Case ID: or-app_112/html/0321-01.html
Source: Caselaw Access Project
Author: {"author": "\n      PER CURIAM", "license": "Public Domain", "url": "https://static.case.law/"}
Date Created: 2024-08-24T03:29:51.129683

Argued and submitted July 11,1991,
    reversed and remanded April 8,
    reconsideration denied June 17, petition for review pending 1992
    FRED MEYER, INC., Appellant, v. James T. McDONALD, Christian Groth, Diane Topp, Holli Messenger, Lisa Horowitz, Woodrow J. Kuhnhausen, Jeff Smalley, Valerie Filterer and Susan Beeler, Defendants, and Hale WEITZMAN, Respondent.
    
    (9003-01409; CA A64868)
    828 P2d 1054
    Charles F. Hinkle, Portland, argued the cause for appellant. With him on the brief was Stoel Rives Boley Jones & Grey, Portland.
    
      Gregory Kafoury, Portland, argued the cause and filed the brief for respondent.
    Before Richardson, Presiding Judge, and Rossman and De Muniz, Judges.
    PER CURIAM
   PER CURIAM

Plaintiff appeals from a judgment dismissing its action for declaratory and injunctive relief. It sought to prevent persons, including defendant Weitzman, from locating themselves at 41 of its stores for the purpose of soliciting signatures on initiative petitions. It did not seek to prohibit signature-collecting activities at any other Fred Meyer store.

The trial court determined that, under State v. Cargill, 100 Or App 336, 786 P2d 208, rev allowed 310 Or 133 (1990), defendant was engaged in constitutionally protected activity and could not be prohibited from collecting signatures at the entries to plaintiffs stores, because Cargill determined that the Fred Meyer store in that case was a “forum for assembly by the community.” 100 Or App at 348. The court concluded that Cargill required that result in this case, but said, “[W]ere it not for the Cargill decision, this Court would have no reluctance in granting the relief that [plaintiff] seeks.”

The holding in Cargill is limited by its facts.
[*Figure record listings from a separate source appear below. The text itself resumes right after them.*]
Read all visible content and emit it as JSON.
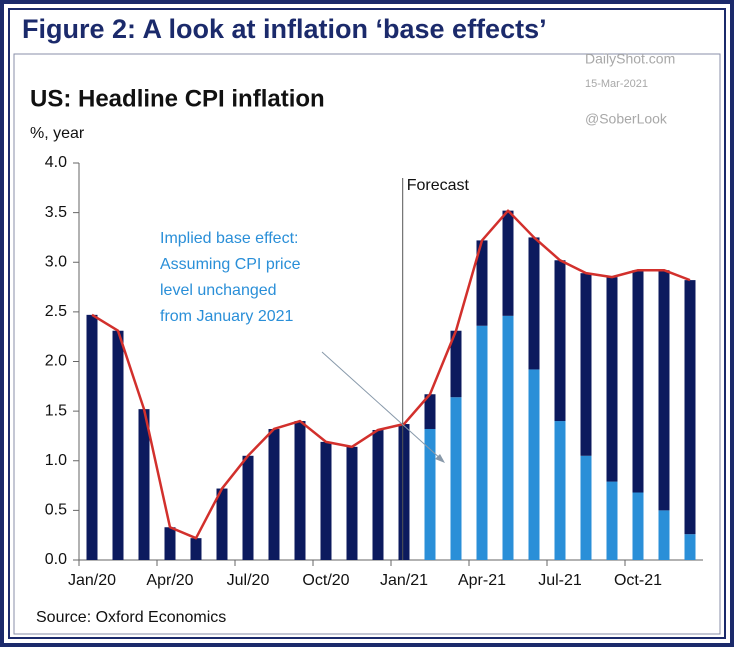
{
  "chart_data": {
    "type": "stacked-bar-line",
    "figure_title": "Figure 2: A look at inflation ‘base effects’",
    "title": "US: Headline CPI inflation",
    "y_label": "%, year",
    "watermark": [
      "DailyShot.com",
      "15-Mar-2021",
      "@SoberLook"
    ],
    "forecast_label": "Forecast",
    "annotation": [
      "Implied base effect:",
      "Assuming CPI price",
      "level unchanged",
      "from January 2021"
    ],
    "source": "Source: Oxford Economics",
    "categories": [
      "Jan/20",
      null,
      null,
      "Apr/20",
      null,
      null,
      "Jul/20",
      null,
      null,
      "Oct/20",
      null,
      null,
      "Jan/21",
      null,
      null,
      "Apr-21",
      null,
      null,
      "Jul-21",
      null,
      null,
      "Oct-21",
      null,
      null
    ],
    "series": [
      {
        "color": "#2a8fd8",
        "values": [
          null,
          null,
          null,
          null,
          null,
          null,
          null,
          null,
          null,
          null,
          null,
          null,
          null,
          1.32,
          1.64,
          2.36,
          2.46,
          1.92,
          1.4,
          1.05,
          0.79,
          0.68,
          0.5,
          0.26
        ]
      },
      {
        "color": "#0c1a5e",
        "values": [
          2.47,
          2.31,
          1.52,
          0.33,
          0.22,
          0.72,
          1.05,
          1.32,
          1.4,
          1.19,
          1.14,
          1.31,
          1.37,
          0.35,
          0.67,
          0.86,
          1.06,
          1.33,
          1.62,
          1.84,
          2.06,
          2.24,
          2.42,
          2.56
        ]
      },
      {
        "type": "line",
        "color": "#d2302c",
        "values": [
          2.47,
          2.31,
          1.52,
          0.33,
          0.22,
          0.72,
          1.05,
          1.32,
          1.4,
          1.19,
          1.14,
          1.31,
          1.37,
          1.67,
          2.31,
          3.22,
          3.52,
          3.25,
          3.02,
          2.89,
          2.85,
          2.92,
          2.92,
          2.82
        ]
      }
    ],
    "ylim": [
      0,
      4
    ],
    "yticks": [
      {
        "value": 0,
        "label": "0.0"
      },
      {
        "value": 0.5,
        "label": "0.5"
      },
      {
        "value": 1,
        "label": "1.0"
      },
      {
        "value": 1.5,
        "label": "1.5"
      },
      {
        "value": 2,
        "label": "2.0"
      },
      {
        "value": 2.5,
        "label": "2.5"
      },
      {
        "value": 3,
        "label": "3.0"
      },
      {
        "value": 3.5,
        "label": "3.5"
      },
      {
        "value": 4,
        "label": "4.0"
      }
    ]
  }
}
It involved a single store at which the defendants were arrested for trespassing. The trial court here was not bound to come to the same conclusion just because the signature gatherers were located at plaintiffs stores. Because it erred in determining that the rule in Cargill applies to all of the stores specified in this action, without evaluating each store on the record before it, we remand for that purpose.

Reversed and remanded for proceedings not inconsistent with this opinion. 
      
       Before trial, for unexplained reasons, plaintiff dismissed all defendants but Weitzman.
     
      
       The Oregon Supreme Court allowed review in Cargill in 1990. We held this case pending the Supreme Court’s decision in Cargill. In the interests of justice we are not waiting any longer.